Gene expression in prokaryotes and eukaryotes is tightly controlled, mostly via transcriptional control whereby the initiation of transcription is highly regulated. In prokaryotes, the promoter is where repressors and activators bind and it is usually near the gene it regulates. In eukaryotes, the promoter is relatively far away and is bound by transcription factors (the eukaryotes equivalent of repressors and activators). In higher eukaryotes, some transcription factors even bind at regulatory sites thousands of base pairs upstream or downstream from the promoter; and the same transcription factor can even bind multiple regulatory sites by bringing two sites close to each other (looping out DNA in the middle). In bacteria, control of gene expression is most often accomplished by regulating transcription initiation from promoters that are ~100 bp of the start site.
How do we know that transcription of a gene most often is what determines whether the encoded protein will be synthesized in a specific type of cell, say albumin in a liver cell or a neurotransmitter receptor in a neuron? If a protein is not expressed, its corresponding gene rarely is transcriptionally active. Thus, control of protein synthesis is at the level of transcriptional control; if a protein is not expressed, then its gene is likely not even expressed. This was figured out by an early experiment using a cDNA microarray. cDNA is single-stranded DNA that has been reverse-transcribed in vitro from cellular mRNA. By soaking a cDNA microarray with labeled RNAs, it is possible to determine which genes are being transcribed in a particular cell; only active genes were being transcribed. Thus, regulation is at the transcriptional level,
Promoters can differ in strength, i.e. how actively they promote transcription of their adjacent DNA sequence. Promoter strength is usually a matter of how tightly RNAP and GTFs bind to respective DNA sequences. The more similar the sequences are to a consensus sequence, the stronger the binding is. Gene expression in eukaryotes is controlled by complex interactions between cis-acting elements within the regulatory regions of the DNA, and trans-acting factors that include transcription factors and the basal transcription complex. Upstream control elements that regulate and amplify the formation of the basal transcription complex: The core promoter of protein-encoding genes contains binding sites for the basal transcription complex and RNAPII, and is normally within about 50 bases upstream of the transcription initiation site.
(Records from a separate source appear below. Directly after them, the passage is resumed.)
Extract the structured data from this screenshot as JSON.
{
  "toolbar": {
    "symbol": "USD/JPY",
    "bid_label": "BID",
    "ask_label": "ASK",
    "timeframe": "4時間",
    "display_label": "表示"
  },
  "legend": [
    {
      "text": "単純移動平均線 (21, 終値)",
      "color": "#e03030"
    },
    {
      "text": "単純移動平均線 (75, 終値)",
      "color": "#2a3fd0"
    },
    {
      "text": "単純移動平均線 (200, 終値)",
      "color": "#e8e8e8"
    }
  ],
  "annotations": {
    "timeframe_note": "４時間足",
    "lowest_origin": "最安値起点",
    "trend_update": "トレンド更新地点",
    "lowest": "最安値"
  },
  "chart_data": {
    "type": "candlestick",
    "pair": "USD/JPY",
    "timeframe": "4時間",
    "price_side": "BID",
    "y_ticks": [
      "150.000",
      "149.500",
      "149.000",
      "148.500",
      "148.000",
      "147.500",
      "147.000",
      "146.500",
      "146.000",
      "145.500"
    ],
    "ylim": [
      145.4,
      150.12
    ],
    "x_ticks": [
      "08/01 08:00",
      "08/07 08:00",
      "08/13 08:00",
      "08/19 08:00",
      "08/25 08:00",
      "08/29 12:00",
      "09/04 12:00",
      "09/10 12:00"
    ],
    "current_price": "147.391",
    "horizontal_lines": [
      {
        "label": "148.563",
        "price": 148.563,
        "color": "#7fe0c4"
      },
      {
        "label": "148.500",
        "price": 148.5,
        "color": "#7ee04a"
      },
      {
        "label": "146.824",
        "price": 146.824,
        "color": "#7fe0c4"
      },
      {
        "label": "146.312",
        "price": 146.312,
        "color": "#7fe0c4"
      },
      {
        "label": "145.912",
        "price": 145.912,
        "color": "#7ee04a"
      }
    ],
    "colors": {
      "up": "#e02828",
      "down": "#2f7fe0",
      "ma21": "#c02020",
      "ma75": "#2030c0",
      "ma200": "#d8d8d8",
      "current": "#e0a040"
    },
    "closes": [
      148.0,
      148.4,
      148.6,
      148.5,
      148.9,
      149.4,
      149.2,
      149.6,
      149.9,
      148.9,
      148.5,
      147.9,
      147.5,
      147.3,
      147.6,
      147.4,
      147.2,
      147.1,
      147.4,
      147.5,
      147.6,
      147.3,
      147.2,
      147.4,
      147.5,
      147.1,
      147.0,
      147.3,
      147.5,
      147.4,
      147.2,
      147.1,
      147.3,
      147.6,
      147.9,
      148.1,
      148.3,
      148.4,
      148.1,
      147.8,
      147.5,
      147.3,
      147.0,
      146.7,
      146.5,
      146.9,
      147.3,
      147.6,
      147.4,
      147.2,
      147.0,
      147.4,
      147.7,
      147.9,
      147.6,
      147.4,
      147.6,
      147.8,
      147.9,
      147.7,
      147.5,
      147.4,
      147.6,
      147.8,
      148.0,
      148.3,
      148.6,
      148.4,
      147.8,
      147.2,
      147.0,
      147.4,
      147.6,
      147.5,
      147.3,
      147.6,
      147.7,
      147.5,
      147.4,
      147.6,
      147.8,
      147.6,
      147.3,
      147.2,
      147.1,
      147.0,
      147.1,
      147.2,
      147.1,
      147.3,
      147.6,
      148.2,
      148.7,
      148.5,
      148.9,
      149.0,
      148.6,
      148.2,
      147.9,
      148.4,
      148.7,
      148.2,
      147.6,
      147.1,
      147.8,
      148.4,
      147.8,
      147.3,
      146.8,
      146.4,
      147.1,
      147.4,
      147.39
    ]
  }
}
Further transcriptional regulation is provided by upstream control elements (UCEs), usually present within about 200 bases upstream of the initiation site. The core promoter for RNAP II normally (though not always) contains a TATA box, the highly conserved DNA sequence: T A T A T/A A. A similar sequence, though not as highly conserved, is found in the INR (initiator) element, part of the some RNAP II promoters. Some genes also have enhancer elements that can be thousands of bases upstream or downstream of the transcription initiation site.
How do enhancer elements function to stimulate transcription? Enhancers do not act on the promoter region itself, but are bound by activator proteins. These activator proteins interact with the mediator complex, which recruits polymerase II and the general transcription factors which then begin transcribing the genes. Enhancers can also be found within introns. An enhancer's orientation may even be reversed without affecting its function. They can be so far or near because the genome can bend around, bringing the enhancer-bound activators close to the mediator complex.
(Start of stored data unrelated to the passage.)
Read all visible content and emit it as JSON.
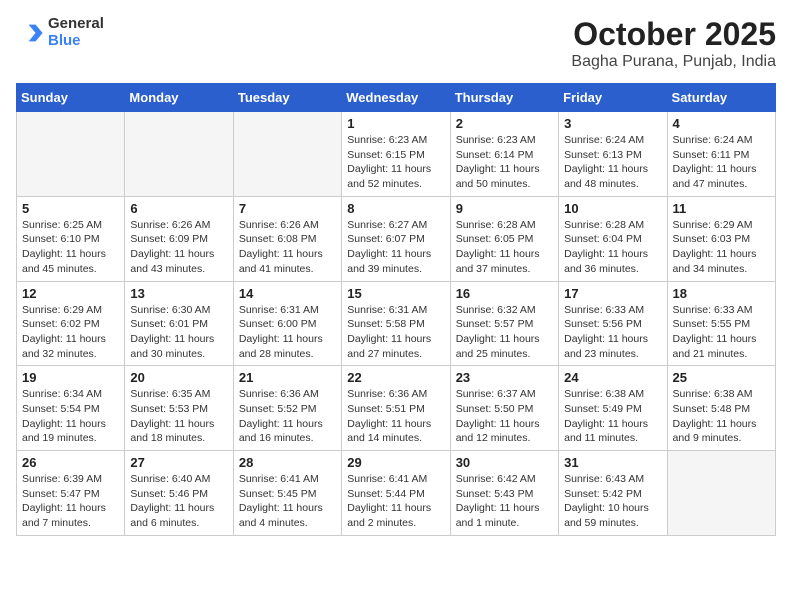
{
  "header": {
    "logo": {
      "line1": "General",
      "line2": "Blue"
    },
    "title": "October 2025",
    "subtitle": "Bagha Purana, Punjab, India"
  },
  "weekdays": [
    "Sunday",
    "Monday",
    "Tuesday",
    "Wednesday",
    "Thursday",
    "Friday",
    "Saturday"
  ],
  "weeks": [
    [
      {
        "day": "",
        "info": ""
      },
      {
        "day": "",
        "info": ""
      },
      {
        "day": "",
        "info": ""
      },
      {
        "day": "1",
        "info": "Sunrise: 6:23 AM\nSunset: 6:15 PM\nDaylight: 11 hours\nand 52 minutes."
      },
      {
        "day": "2",
        "info": "Sunrise: 6:23 AM\nSunset: 6:14 PM\nDaylight: 11 hours\nand 50 minutes."
      },
      {
        "day": "3",
        "info": "Sunrise: 6:24 AM\nSunset: 6:13 PM\nDaylight: 11 hours\nand 48 minutes."
      },
      {
        "day": "4",
        "info": "Sunrise: 6:24 AM\nSunset: 6:11 PM\nDaylight: 11 hours\nand 47 minutes."
      }
    ],
    [
      {
        "day": "5",
        "info": "Sunrise: 6:25 AM\nSunset: 6:10 PM\nDaylight: 11 hours\nand 45 minutes."
      },
      {
        "day": "6",
        "info": "Sunrise: 6:26 AM\nSunset: 6:09 PM\nDaylight: 11 hours\nand 43 minutes."
      },
      {
        "day": "7",
        "info": "Sunrise: 6:26 AM\nSunset: 6:08 PM\nDaylight: 11 hours\nand 41 minutes."
      },
      {
        "day": "8",
        "info": "Sunrise: 6:27 AM\nSunset: 6:07 PM\nDaylight: 11 hours\nand 39 minutes."
      },
      {
        "day": "9",
        "info": "Sunrise: 6:28 AM\nSunset: 6:05 PM\nDaylight: 11 hours\nand 37 minutes."
      },
      {
        "day": "10",
        "info": "Sunrise: 6:28 AM\nSunset: 6:04 PM\nDaylight: 11 hours\nand 36 minutes."
      },
      {
        "day": "11",
        "info": "Sunrise: 6:29 AM\nSunset: 6:03 PM\nDaylight: 11 hours\nand 34 minutes."
      }
    ],
    [
      {
        "day": "12",
        "info": "Sunrise: 6:29 AM\nSunset: 6:02 PM\nDaylight: 11 hours\nand 32 minutes."
      },
      {
        "day": "13",
        "info": "Sunrise: 6:30 AM\nSunset: 6:01 PM\nDaylight: 11 hours\nand 30 minutes."
      },
      {
        "day": "14",
        "info": "Sunrise: 6:31 AM\nSunset: 6:00 PM\nDaylight: 11 hours\nand 28 minutes."
      },
      {
        "day": "15",
        "info": "Sunrise: 6:31 AM\nSunset: 5:58 PM\nDaylight: 11 hours\nand 27 minutes."
      },
      {
        "day": "16",
        "info": "Sunrise: 6:32 AM\nSunset: 5:57 PM\nDaylight: 11 hours\nand 25 minutes."
      },
      {
        "day": "17",
        "info": "Sunrise: 6:33 AM\nSunset: 5:56 PM\nDaylight: 11 hours\nand 23 minutes."
      },
      {
        "day": "18",
        "info": "Sunrise: 6:33 AM\nSunset: 5:55 PM\nDaylight: 11 hours\nand 21 minutes."
      }
    ],
    [
      {
        "day": "19",
        "info": "Sunrise: 6:34 AM\nSunset: 5:54 PM\nDaylight: 11 hours\nand 19 minutes."
      },
      {
        "day": "20",
        "info": "Sunrise: 6:35 AM\nSunset: 5:53 PM\nDaylight: 11 hours\nand 18 minutes."
      },
      {
        "day": "21",
        "info": "Sunrise: 6:36 AM\nSunset: 5:52 PM\nDaylight: 11 hours\nand 16 minutes."
      },
      {
        "day": "22",
        "info": "Sunrise: 6:36 AM\nSunset: 5:51 PM\nDaylight: 11 hours\nand 14 minutes."
      },
      {
        "day": "23",
        "info": "Sunrise: 6:37 AM\nSunset: 5:50 PM\nDaylight: 11 hours\nand 12 minutes."
      },
      {
        "day": "24",
        "info": "Sunrise: 6:38 AM\nSunset: 5:49 PM\nDaylight: 11 hours\nand 11 minutes."
      },
      {
        "day": "25",
        "info": "Sunrise: 6:38 AM\nSunset: 5:48 PM\nDaylight: 11 hours\nand 9 minutes."
      }
    ],
    [
      {
        "day": "26",
        "info": "Sunrise: 6:39 AM\nSunset: 5:47 PM\nDaylight: 11 hours\nand 7 minutes."
      },
      {
        "day": "27",
        "info": "Sunrise: 6:40 AM\nSunset: 5:46 PM\nDaylight: 11 hours\nand 6 minutes."
      },
      {
        "day": "28",
        "info": "Sunrise: 6:41 AM\nSunset: 5:45 PM\nDaylight: 11 hours\nand 4 minutes."
      },
      {
        "day": "29",
        "info": "Sunrise: 6:41 AM\nSunset: 5:44 PM\nDaylight: 11 hours\nand 2 minutes."
      },
      {
        "day": "30",
        "info": "Sunrise: 6:42 AM\nSunset: 5:43 PM\nDaylight: 11 hours\nand 1 minute."
      },
      {
        "day": "31",
        "info": "Sunrise: 6:43 AM\nSunset: 5:42 PM\nDaylight: 10 hours\nand 59 minutes."
      },
      {
        "day": "",
        "info": ""
      }
    ]
  ]
}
The adenovirus promoter experiment is the most famous technique. Another laboratory had been working out techniques to extract protein from nuclei so as to maximize in vitro transcription from isolated DNA (0.3 M KCl + buffers and reducing agents). They used this nuclear extract to perform in vitro transcription on restriction fragments of viral DNA from the region where the promoter was approximately mapped in the previous experiment.
Repressors and activators
Repressors are modular and have separate DNA-binding and repression domains. In repressor-directed histone deactylation, a histone directs the deacetylation of histone tails of chromatin. Activators are also modular and have separate DNA-binding and activation domains. They can direct hyper-acetylation in activator-directed hyperacetylation.
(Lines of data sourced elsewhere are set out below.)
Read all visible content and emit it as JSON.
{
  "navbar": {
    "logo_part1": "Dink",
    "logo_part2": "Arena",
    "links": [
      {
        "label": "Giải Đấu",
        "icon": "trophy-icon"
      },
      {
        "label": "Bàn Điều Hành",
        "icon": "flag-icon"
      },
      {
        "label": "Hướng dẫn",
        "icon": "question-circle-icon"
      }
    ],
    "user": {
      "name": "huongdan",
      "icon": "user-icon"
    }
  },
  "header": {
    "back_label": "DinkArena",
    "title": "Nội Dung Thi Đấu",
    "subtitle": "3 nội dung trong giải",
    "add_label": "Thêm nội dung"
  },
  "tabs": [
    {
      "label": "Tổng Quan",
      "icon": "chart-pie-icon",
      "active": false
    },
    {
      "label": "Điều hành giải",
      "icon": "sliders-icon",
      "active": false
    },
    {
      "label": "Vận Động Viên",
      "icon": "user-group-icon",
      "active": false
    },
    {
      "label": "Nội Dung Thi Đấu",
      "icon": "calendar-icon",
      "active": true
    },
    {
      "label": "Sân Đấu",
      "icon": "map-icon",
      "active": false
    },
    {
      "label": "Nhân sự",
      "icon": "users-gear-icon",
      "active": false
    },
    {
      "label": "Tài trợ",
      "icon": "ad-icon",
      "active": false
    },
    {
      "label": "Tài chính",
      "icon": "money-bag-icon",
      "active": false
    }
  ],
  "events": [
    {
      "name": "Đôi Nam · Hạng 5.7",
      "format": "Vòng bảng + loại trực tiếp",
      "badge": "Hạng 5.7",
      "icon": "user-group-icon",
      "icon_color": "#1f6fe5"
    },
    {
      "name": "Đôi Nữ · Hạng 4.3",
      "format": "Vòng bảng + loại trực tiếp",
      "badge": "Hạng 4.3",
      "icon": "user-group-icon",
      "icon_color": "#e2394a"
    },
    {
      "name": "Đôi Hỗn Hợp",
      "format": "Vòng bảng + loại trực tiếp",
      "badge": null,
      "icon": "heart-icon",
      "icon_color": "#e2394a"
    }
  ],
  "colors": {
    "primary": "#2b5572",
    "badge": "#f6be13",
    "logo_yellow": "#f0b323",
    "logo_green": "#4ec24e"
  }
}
Eukaryotic transcription activator proteins
The two most important elements are the: DNA-binding domain; and activator domain. The flexible protein domain allows eukaryotic DNA sequence control elements to function together even when the number of base pairs between the control elements is altered. Activation domains interact with coregulatory proteins, which can merely stabilize binding of the transcription factor (and even RNAP II) to the DNA or can even be bound to enhancer elements (DNA sequences) near or far, upstream or downstream that then interact with the mediator complex that recruits RNAP II in a productive manner.